Thursday, May 3, 2007

In Which Paul Martin Continues to be Revealed as WRONG

In this post, I made reference to an article in The Walrus by former Paul Martin employee Tim Murphy, entitled; "Noble Ambition," ... the cover story was "Paul Martin Was Right." Since I consider Paul Martin Jr. to have been one of the most noteworthy failures among Canadian prime ministers, I took issue with that title's claim and hence you see the series of quickly-typed screeds we have here.

I've just time (and inclination) to point out this portion of Murphy's tribute to his former boss:

Paul Martin is a socially progressive fiscal conservative. His sensibilities and political instincts are those of a new Liberal who, much like a Red Tory, believes in targeted public-sector investments based on understanding where world economies are moving. The point is to look outward, not inward. Over and above the headline-grabbing appetites of those in the race to lead, for the Liberal Party of Canada to win the next election it had better look closely at the Martin economic record. Martin’s policies fitted Canada’s needs for twelve-plus years, and, as the veil is lifted on Prime Minister Harper’s economic plan, it is clear that the Conservatives see wisdom in many of Martin’s core economic ideas.
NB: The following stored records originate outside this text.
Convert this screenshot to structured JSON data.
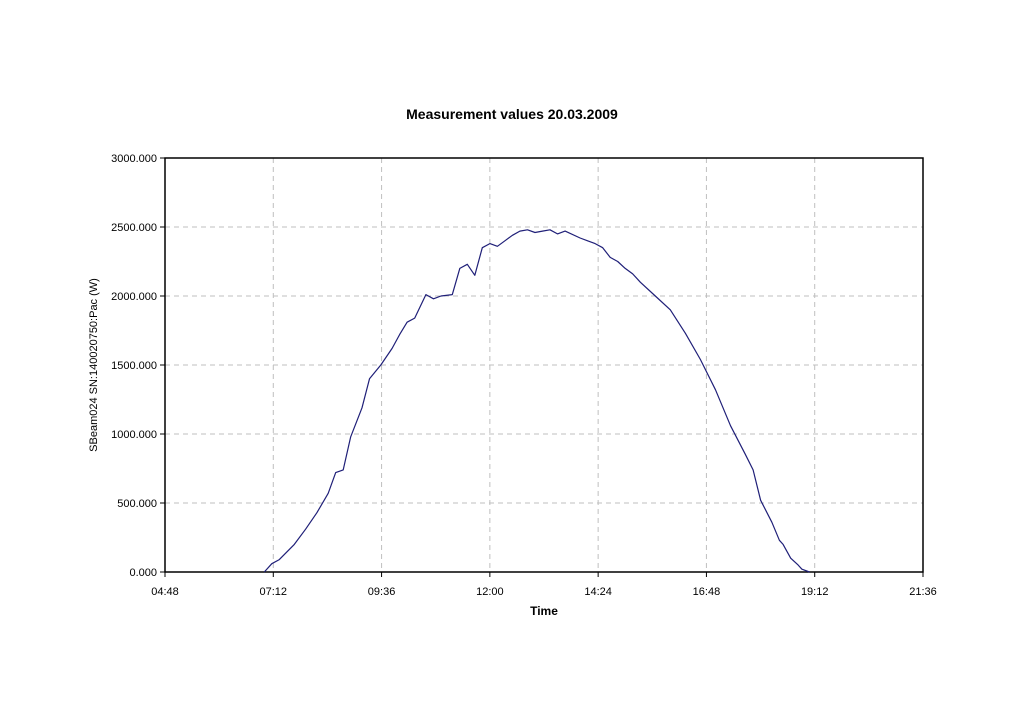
{
  "chart_data": {
    "type": "line",
    "title": "Measurement values 20.03.2009",
    "xlabel": "Time",
    "ylabel": "SBeam024 SN:140020750:Pac (W)",
    "xlim": [
      "04:48",
      "21:36"
    ],
    "ylim": [
      0,
      3000
    ],
    "x_ticks": [
      "04:48",
      "07:12",
      "09:36",
      "12:00",
      "14:24",
      "16:48",
      "19:12",
      "21:36"
    ],
    "y_ticks": [
      "0.000",
      "500.000",
      "1000.000",
      "1500.000",
      "2000.000",
      "2500.000",
      "3000.000"
    ],
    "grid": true,
    "legend": "none",
    "line_color": "#1f1f78",
    "series": [
      {
        "x": [
          "07:00",
          "07:10",
          "07:20",
          "07:40",
          "07:55",
          "08:10",
          "08:25",
          "08:35",
          "08:45",
          "08:55",
          "09:10",
          "09:20",
          "09:35",
          "09:50",
          "10:00",
          "10:10",
          "10:20",
          "10:35",
          "10:45",
          "10:55",
          "11:10",
          "11:20",
          "11:30",
          "11:40",
          "11:50",
          "12:00",
          "12:10",
          "12:20",
          "12:30",
          "12:40",
          "12:50",
          "13:00",
          "13:10",
          "13:20",
          "13:30",
          "13:40",
          "14:00",
          "14:10",
          "14:20",
          "14:30",
          "14:40",
          "14:50",
          "15:00",
          "15:10",
          "15:20",
          "15:40",
          "16:00",
          "16:20",
          "16:40",
          "17:00",
          "17:20",
          "17:40",
          "17:50",
          "18:00",
          "18:15",
          "18:25",
          "18:30",
          "18:40",
          "18:50",
          "18:55",
          "19:05"
        ],
        "y": [
          0,
          60,
          90,
          200,
          310,
          430,
          570,
          720,
          740,
          980,
          1190,
          1400,
          1500,
          1620,
          1720,
          1810,
          1840,
          2010,
          1980,
          2000,
          2010,
          2200,
          2230,
          2150,
          2350,
          2380,
          2360,
          2400,
          2440,
          2470,
          2480,
          2460,
          2470,
          2480,
          2450,
          2470,
          2420,
          2400,
          2380,
          2350,
          2280,
          2250,
          2200,
          2160,
          2100,
          2000,
          1900,
          1730,
          1540,
          1320,
          1060,
          850,
          740,
          520,
          360,
          230,
          200,
          100,
          50,
          20,
          0
        ]
      }
    ]
  }
}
Which, if you'll notice, is another way of saying that Paul Martin, the guy with all the nauseatingly earnest "progressive" rhetoric, actually was so right-wing that a bushlover ideologue from the National Citizens Coalition (that'd be Stephen Harper), would actually be impressed enough with his policies as to steal 'em, and that this adaptation of a so-called progressive's policies by a right-wing Tory hack, would go virtually unnoticed by most Canadians.

That's almost enough for today. I just wanted to get a little dig in on this howler ...

Too shrewd to admit to theft, the Harper government’s economic agenda — — has been lifted almost verbatim from the 2005 Liberal “Plan for Growth and Prosperity.”

Wow. So the Conservative Party of Canada was stealing ideas from one of Paul Martin's book of campaign promises?? Maybe that means that this time those ideas will actually get implemented. Or maybe it's that windy rhetoric is common to all political parties.